Abigail swept out her gown in a quick, practiced move, keeping her head up, and sank into a dip before dropping her gown and rising to stand in her usual pose. Madeline, her eyes nervous, copied Abigail’s moves until Abigail nodded.
“The only time you need to curtsy is when you first greet someone. You do not approach anyone above our rank; they will approach you if they wish to speak to you. The only people you will be allowed to initiate conversation with is anyone below our rank. However, once you have already conversed with someone of a higher rank, you are then free to approach them at will during the remainder of the event. Of course, the Murants tend to be a little non-traditional, so keep a sharp eye for what everyone else is doing.

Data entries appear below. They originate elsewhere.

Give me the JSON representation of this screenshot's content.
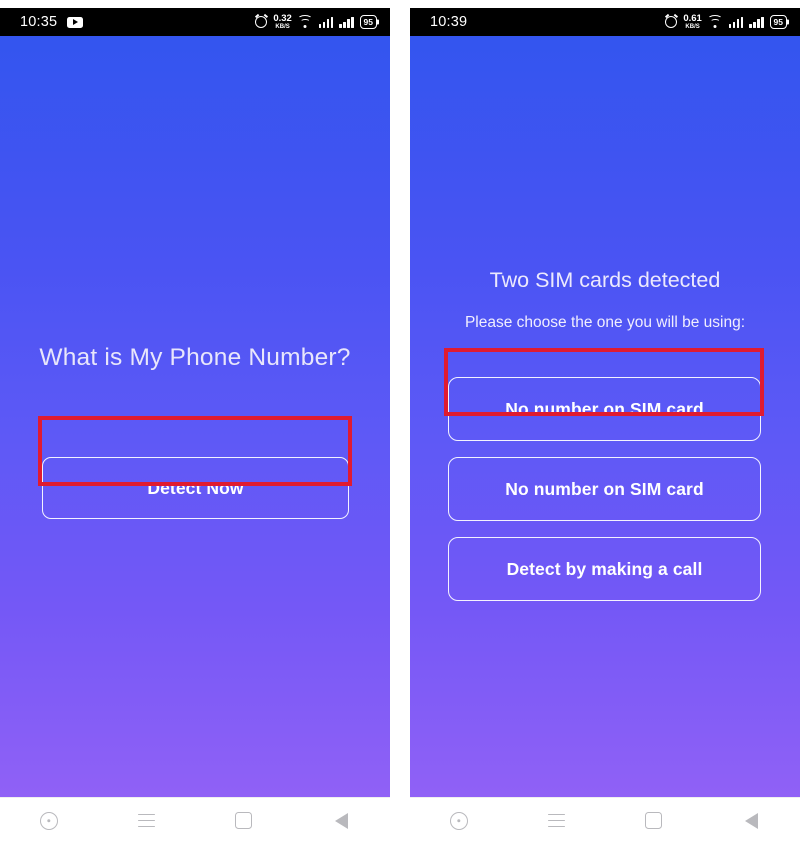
{
  "app": {
    "name": "What is My Phone Number",
    "accent_gradient_top": "#3355ef",
    "accent_gradient_bottom": "#9061f6",
    "annotation_color": "#e01b30"
  },
  "panels": [
    {
      "id": "left",
      "status_bar": {
        "clock": "10:35",
        "app_icon": "youtube-icon",
        "alarm_icon": "alarm-icon",
        "net_speed_value": "0.32",
        "net_speed_unit": "KB/S",
        "wifi_icon": "wifi-icon",
        "signal_icon_1": "signal-bars-icon",
        "signal_icon_2": "signal-bars-icon",
        "battery_level": "95"
      },
      "screen": {
        "headline": "What is My Phone Number?",
        "primary_button": "Detect Now"
      },
      "nav_bar": {
        "assistant_label": "assistant",
        "recents_label": "recents",
        "home_label": "home",
        "back_label": "back"
      }
    },
    {
      "id": "right",
      "status_bar": {
        "clock": "10:39",
        "alarm_icon": "alarm-icon",
        "net_speed_value": "0.61",
        "net_speed_unit": "KB/S",
        "wifi_icon": "wifi-icon",
        "signal_icon_1": "signal-bars-icon",
        "signal_icon_2": "signal-bars-icon",
        "battery_level": "95"
      },
      "screen": {
        "title": "Two SIM cards detected",
        "subtitle": "Please choose the one you will be using:",
        "options": [
          "No number on SIM card",
          "No number on SIM card",
          "Detect by making a call"
        ]
      },
      "nav_bar": {
        "assistant_label": "assistant",
        "recents_label": "recents",
        "home_label": "home",
        "back_label": "back"
      }
    }
  ]
}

“Be sure to be introduced to Adrian as early as possible. Once you’ve been introduced and have exchanged pleasantries, you will be able to address him directly as you please, assuming he is not otherwise engaged with someone else. Andalissa will be the first one you formally meet. It’s best if you request an introduction to her brother once all of the guests have arrived.”
Madeline swallowed. “You mean you will not be introducing me to him?”
“It’ll be best if Andalissa introduces you,” Abigail said, sidestepping Madeline’s question. In reality, she planned to be nowhere near Adrian the entire night. “Don’t worry too much, Madeline. Keep what I’ve just told you in mind, keep your eyes on me or Camille to know how to conduct yourself, and you shouldn’t embarrass yourself.”
“Shouldn’t,” Madeline repeated, her voice trembling slightly.
“If you do feel nervous, eat something. It’s impolite to interrupt someone when they’re eating. Keep that in mind. Do not approach someone if they’re eating. If someone invites you to eat something with them, do so and take something to eat.” Abigail briefly touched a finger to her lips. “And then forget all of this when we attend the engagement ball.”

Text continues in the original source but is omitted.